The market loves to punish good businesses when a cycle turns, and that’s exactly when long-term passive-income investors can find their best buys. A dividend stock can drop for reasons that have nothing to do with a broken model, like weaker demand, higher rates, or one rough quarter that spooks everyone. If the dividend stock still generates steady cash, protects the balance sheet, and keeps the payout sensible, a lower share price can hand you a better entry point and a higher starting yield. Your job is to tell the difference. That’s where value often hides.
Consider TFII
TFI International (TSX:TFII) fits the boring but important bucket that often works for patient investors. It moves freight across North America through less-than-truckload, truckload, and logistics operations, and it has built scale through years of acquisitions. Freight never wins popularity contests, yet the economy runs on it.
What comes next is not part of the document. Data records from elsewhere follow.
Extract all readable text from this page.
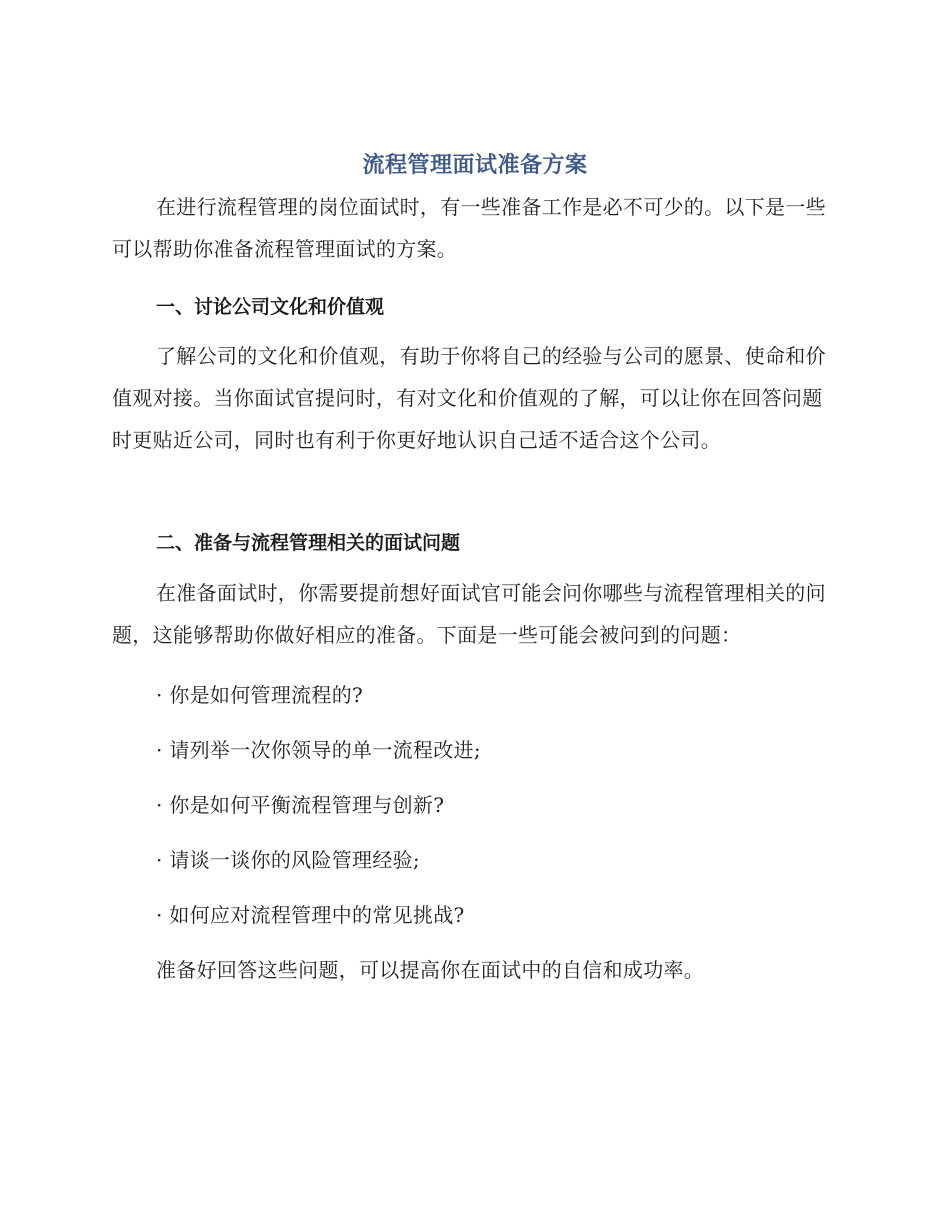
流程管理面试准备方案
在进行流程管理的岗位面试时，有一些准备工作是必不可少的。以下是一些可以帮助你准备流程管理面试的方案。
一、讨论公司文化和价值观
了解公司的文化和价值观，有助于你将自己的经验与公司的愿景、使命和价值观对接。当你面试官提问时，有对文化和价值观的了解，可以让你在回答问题时更贴近公司，同时也有利于你更好地认识自己适不适合这个公司。
二、准备与流程管理相关的面试问题
在准备面试时，你需要提前想好面试官可能会问你哪些与流程管理相关的问题，这能够帮助你做好相应的准备。下面是一些可能会被问到的问题：
· 你是如何管理流程的?
· 请列举一次你领导的单一流程改进;
· 你是如何平衡流程管理与创新?
· 请谈一谈你的风险管理经验;
· 如何应对流程管理中的常见挑战?
准备好回答这些问题，可以提高你在面试中的自信和成功率。
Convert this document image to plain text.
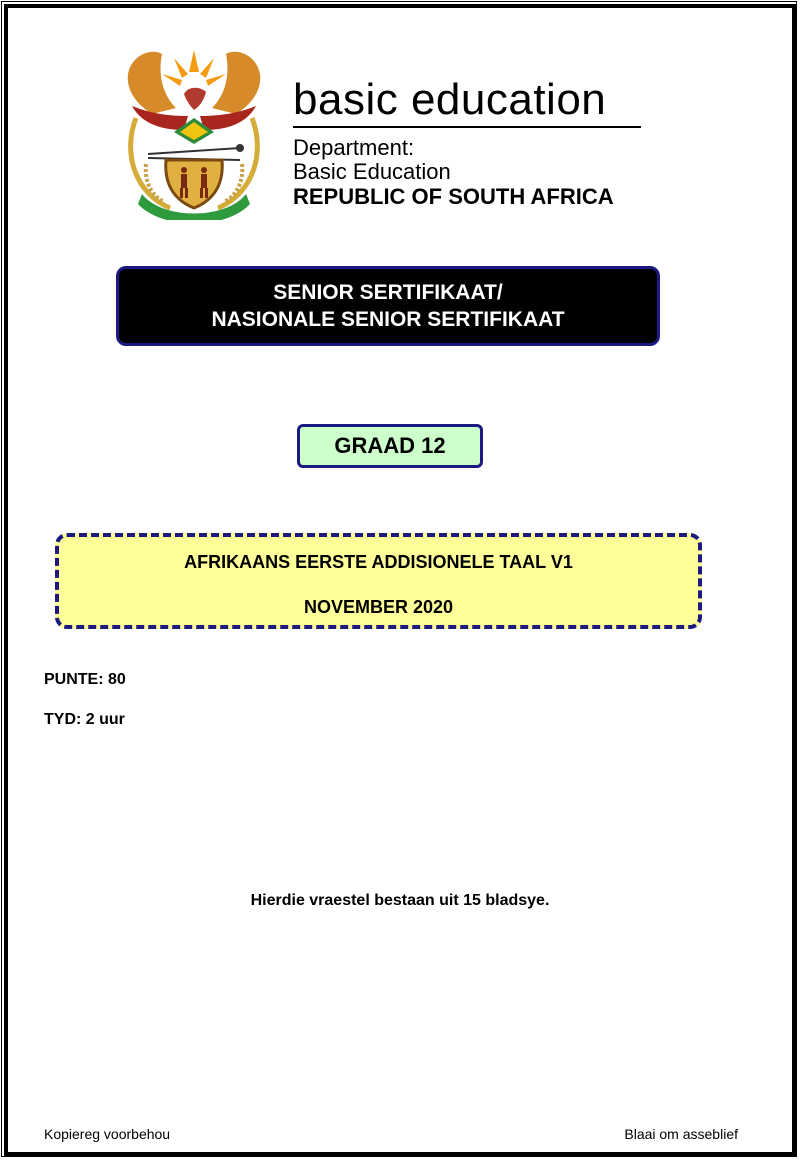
basic education
Department:
Basic Education
REPUBLIC OF SOUTH AFRICA
SENIOR SERTIFIKAAT/
NASIONALE SENIOR SERTIFIKAAT
GRAAD 12
AFRIKAANS EERSTE ADDISIONELE TAAL V1
NOVEMBER 2020
PUNTE: 80
TYD: 2 uur
Hierdie vraestel bestaan uit 15 bladsye.
Kopiereg voorbehou	Blaai om asseblief
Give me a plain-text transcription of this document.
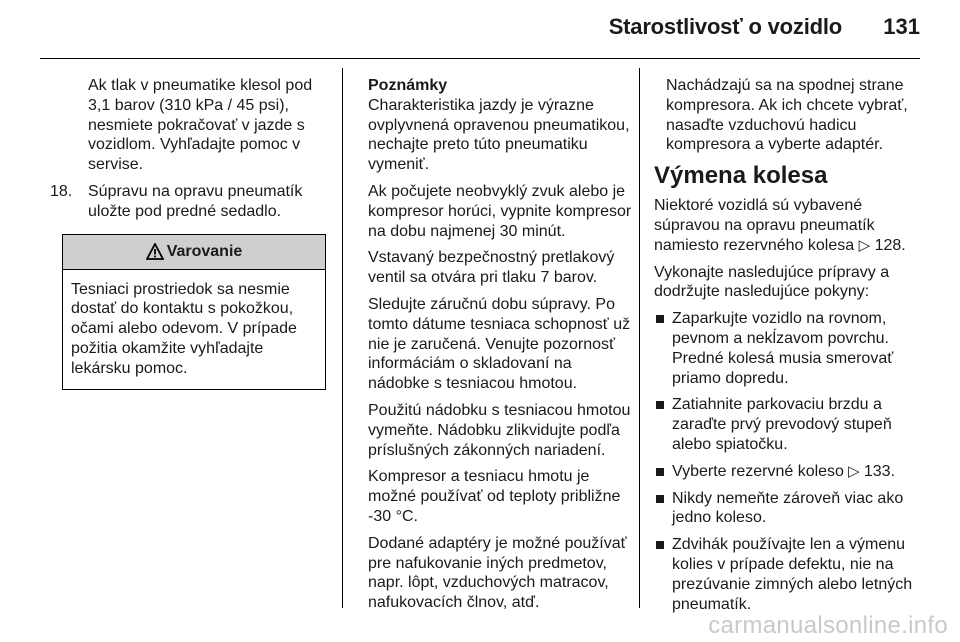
Starostlivosť o vozidlo 131

Ak tlak v pneumatike klesol pod 3,1 barov (310 kPa / 45 psi), nesmiete pokračovať v jazde s vozidlom. Vyhľadajte pomoc v servise.

18. Súpravu na opravu pneumatík uložte pod predné sedadlo.
Varovanie
Tesniaci prostriedok sa nesmie dostať do kontaktu s pokožkou, očami alebo odevom. V prípade požitia okamžite vyhľadajte lekársku pomoc.
Poznámky

Charakteristika jazdy je výrazne ovplyvnená opravenou pneumatikou, nechajte preto túto pneumatiku vymeniť.

Ak počujete neobvyklý zvuk alebo je kompresor horúci, vypnite kompresor na dobu najmenej 30 minút.

Vstavaný bezpečnostný pretlakový ventil sa otvára pri tlaku 7 barov.

Sledujte záručnú dobu súpravy. Po tomto dátume tesniaca schopnosť už nie je zaručená. Venujte pozornosť informáciám o skladovaní na nádobke s tesniacou hmotou.

Použitú nádobku s tesniacou hmotou vymeňte. Nádobku zlikvidujte podľa príslušných zákonných nariadení.

Kompresor a tesniacu hmotu je možné používať od teploty približne -30 °C.

Dodané adaptéry je možné používať pre nafukovanie iných predmetov, napr. lôpt, vzduchových matracov, nafukovacích člnov, atď.

Nachádzajú sa na spodnej strane kompresora. Ak ich chcete vybrať, nasaďte vzduchovú hadicu kompresora a vyberte adaptér.

Výmena kolesa

Niektoré vozidlá sú vybavené súpravou na opravu pneumatík namiesto rezervného kolesa ▷ 128.

Vykonajte nasledujúce prípravy a dodržujte nasledujúce pokyny:

Zaparkujte vozidlo na rovnom, pevnom a nekĺzavom povrchu. Predné kolesá musia smerovať priamo dopredu.
Zatiahnite parkovaciu brzdu a zaraďte prvý prevodový stupeň alebo spiatočku.
Vyberte rezervné koleso ▷ 133.
Nikdy nemeňte zároveň viac ako jedno koleso.
Zdvihák používajte len a výmenu kolies v prípade defektu, nie na prezúvanie zimných alebo letných pneumatík.
carmanualsonline.info
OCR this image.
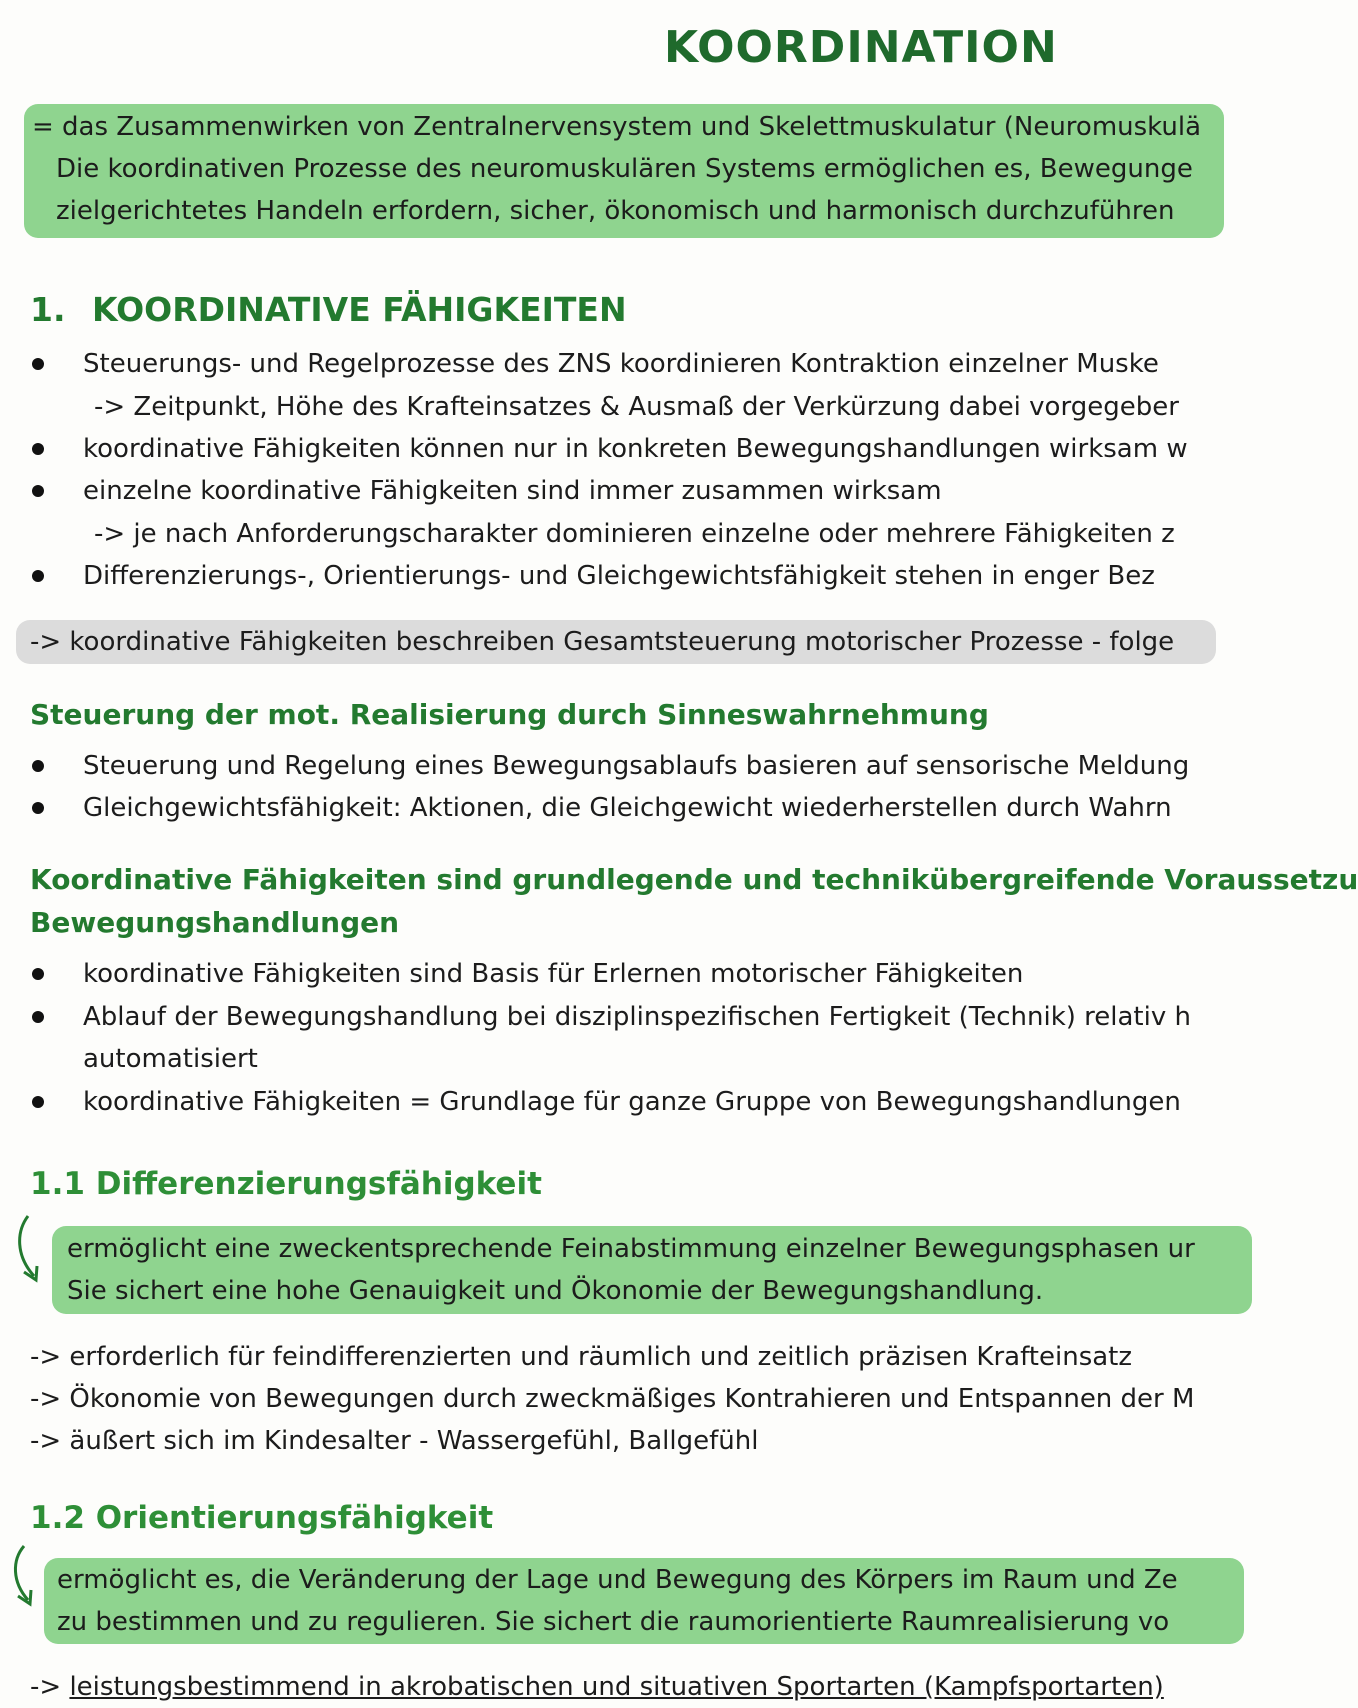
KOORDINATION
= das Zusammenwirken von Zentralnervensystem und Skelettmuskulatur (Neuromuskulä
Die koordinativen Prozesse des neuromuskulären Systems ermöglichen es, Bewegunge
zielgerichtetes Handeln erfordern, sicher, ökonomisch und harmonisch durchzuführen
1. KOORDINATIVE FÄHIGKEITEN
Steuerungs- und Regelprozesse des ZNS koordinieren Kontraktion einzelner Muske
-> Zeitpunkt, Höhe des Krafteinsatzes & Ausmaß der Verkürzung dabei vorgegeber
koordinative Fähigkeiten können nur in konkreten Bewegungshandlungen wirksam w
einzelne koordinative Fähigkeiten sind immer zusammen wirksam
-> je nach Anforderungscharakter dominieren einzelne oder mehrere Fähigkeiten z
Differenzierungs-, Orientierungs- und Gleichgewichtsfähigkeit stehen in enger Bez
-> koordinative Fähigkeiten beschreiben Gesamtsteuerung motorischer Prozesse - folge
Steuerung der mot. Realisierung durch Sinneswahrnehmung
Steuerung und Regelung eines Bewegungsablaufs basieren auf sensorische Meldung
Gleichgewichtsfähigkeit: Aktionen, die Gleichgewicht wiederherstellen durch Wahrn
Koordinative Fähigkeiten sind grundlegende und technikübergreifende Voraussetzu
Bewegungshandlungen
koordinative Fähigkeiten sind Basis für Erlernen motorischer Fähigkeiten
Ablauf der Bewegungshandlung bei disziplinspezifischen Fertigkeit (Technik) relativ h
automatisiert
koordinative Fähigkeiten = Grundlage für ganze Gruppe von Bewegungshandlungen
1.1 Differenzierungsfähigkeit
ermöglicht eine zweckentsprechende Feinabstimmung einzelner Bewegungsphasen ur
Sie sichert eine hohe Genauigkeit und Ökonomie der Bewegungshandlung.
-> erforderlich für feindifferenzierten und räumlich und zeitlich präzisen Krafteinsatz
-> Ökonomie von Bewegungen durch zweckmäßiges Kontrahieren und Entspannen der M
-> äußert sich im Kindesalter - Wassergefühl, Ballgefühl
1.2 Orientierungsfähigkeit
ermöglicht es, die Veränderung der Lage und Bewegung des Körpers im Raum und Ze
zu bestimmen und zu regulieren. Sie sichert die raumorientierte Raumrealisierung vo
-> leistungsbestimmend in akrobatischen und situativen Sportarten (Kampfsportarten)
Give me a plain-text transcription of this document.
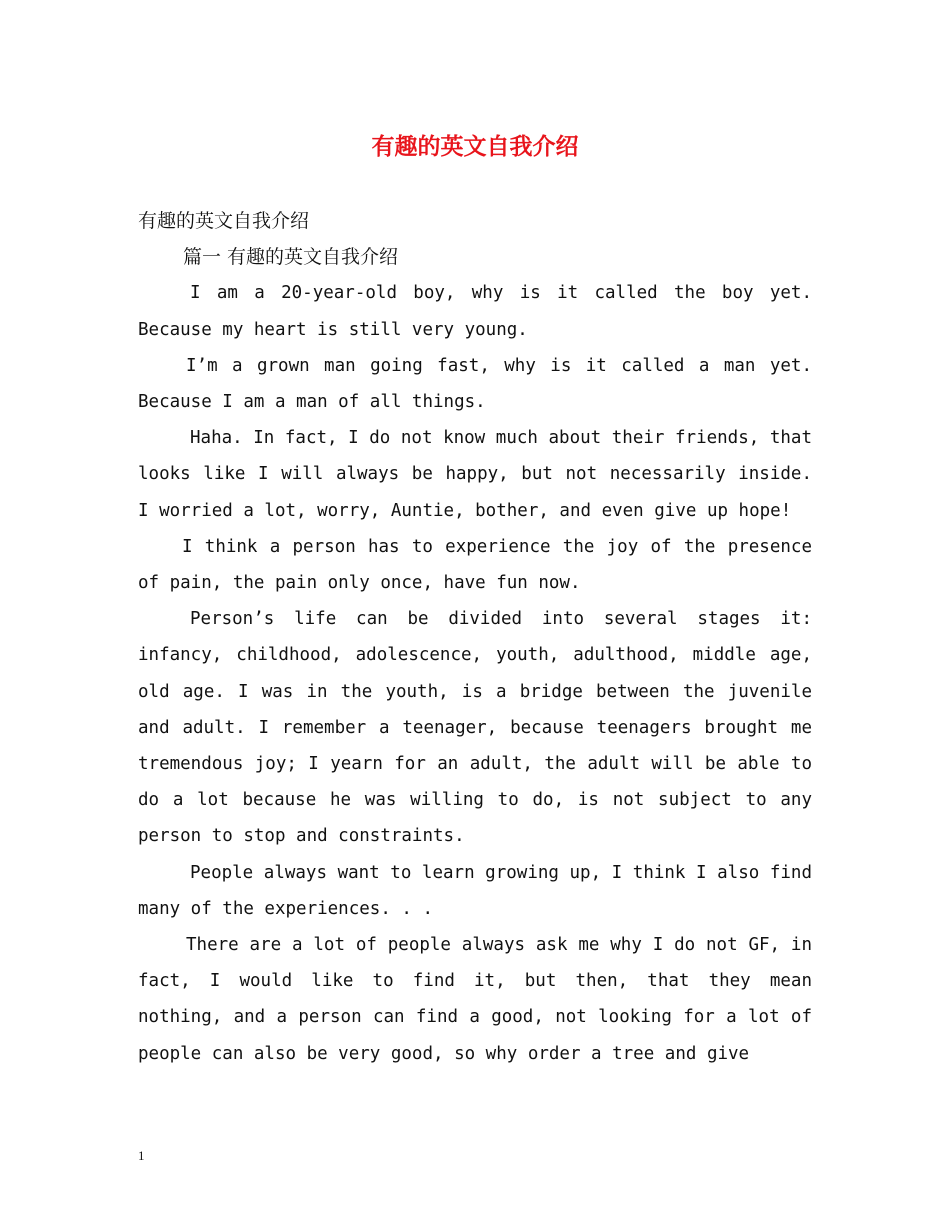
有趣的英文自我介绍

有趣的英文自我介绍

篇一 有趣的英文自我介绍

I am a 20-year-old boy, why is it called the boy yet. Because my heart is still very young.

I’m a grown man going fast, why is it called a man yet. Because I am a man of all things.

Haha. In fact, I do not know much about their friends, that looks like I will always be happy, but not necessarily inside. I worried a lot, worry, Auntie, bother, and even give up hope!

I think a person has to experience the joy of the presence of pain, the pain only once, have fun now.

Person’s life can be divided into several stages it: infancy, childhood, adolescence, youth, adulthood, middle age, old age. I was in the youth, is a bridge between the juvenile and adult. I remember a teenager, because teenagers brought me tremendous joy; I yearn for an adult, the adult will be able to do a lot because he was willing to do, is not subject to any person to stop and constraints.

People always want to learn growing up, I think I also find many of the experiences. . .

There are a lot of people always ask me why I do not GF, in fact, I would like to find it, but then, that they mean nothing, and a person can find a good, not looking for a lot of people can also be very good, so why order a tree and give

1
When retailers restock, factories ship, and e-commerce hums, TFII sits in the middle and takes a cut. It also has a shareholder-friendly streak, with regular dividends and share buybacks when conditions allow. Even with those strengths, the dividend stock has looked bruised over the last year. At writing, recent performance data shows TFII down about 32% from a year ago. The shares have also bounced at times, which tells you investors still see quality under the hood. For a buyer, that mood swing can create value, especially when the underlying network and customer base still look durable. And right now could be an interesting time, considering shares have risen 21% in the last month alone.
Into earnings
The latest earnings explain why investors have acted cautiously, and also why they might come back around. In its third-quarter 2025 report, TFI posted revenue of $2 billion, down 10% year over year, and adjusted diluted earnings per share (EPS) of $1.20, also below the prior-year quarter. Freight demand has cooled, and softer volumes show up quickly in this industry, especially in the places where pricing power fades first. That creates a messy stretch where strong operators still look weak on paper. But the same report also shows why income-minded Canadians still keep TFII on the list. The board approved a 4% dividend increase, lifting the quarterly dividend to US$0.47 per share. Dividend growth rarely survives if cash flow can’t support it. On valuation, major market data still puts the dividend stock trading at 27 times earnings, which can look reasonable for a quality operator in a weak part of the cycle.

Looking ahead
So why can TFII look like a buy even when it’s down? First, freight cycles turn. When demand stabilizes, a well-run carrier can rebuild margins and cash generation faster than the headlines change. Second, TFII doesn’t need a perfect economy. It needs normal performance, plus steady execution in the parts of the business investors scrutinize most closely. Meanwhile, the dividend gives you tangible progress while you wait. The catalysts don’t need fireworks. You just need the freight cycle to move from worse to improving, plus steady execution in the U.S. LTL business that investors watch closely. If that happens, the market can start valuing TFII like a durable operator again, not a story that has lost its edge. The dividend then becomes a bonus on top of a recovery, rather than the only reason you own it. The risk stays real, too, of course. Freight can stay weak longer than you want, wages and fuel can pressure margins, and integration missteps can sting.
Bottom line
If you want a dividend stock that still offers real upside, TFII makes a clean case as a patient buy. A TFSA wealth plan rewards time, not timing, and TFII still runs an essential network, still generates real cash, and still raises its dividend. If you can hold for years, not months, buying while the market pouts can become the move you feel smartest about later.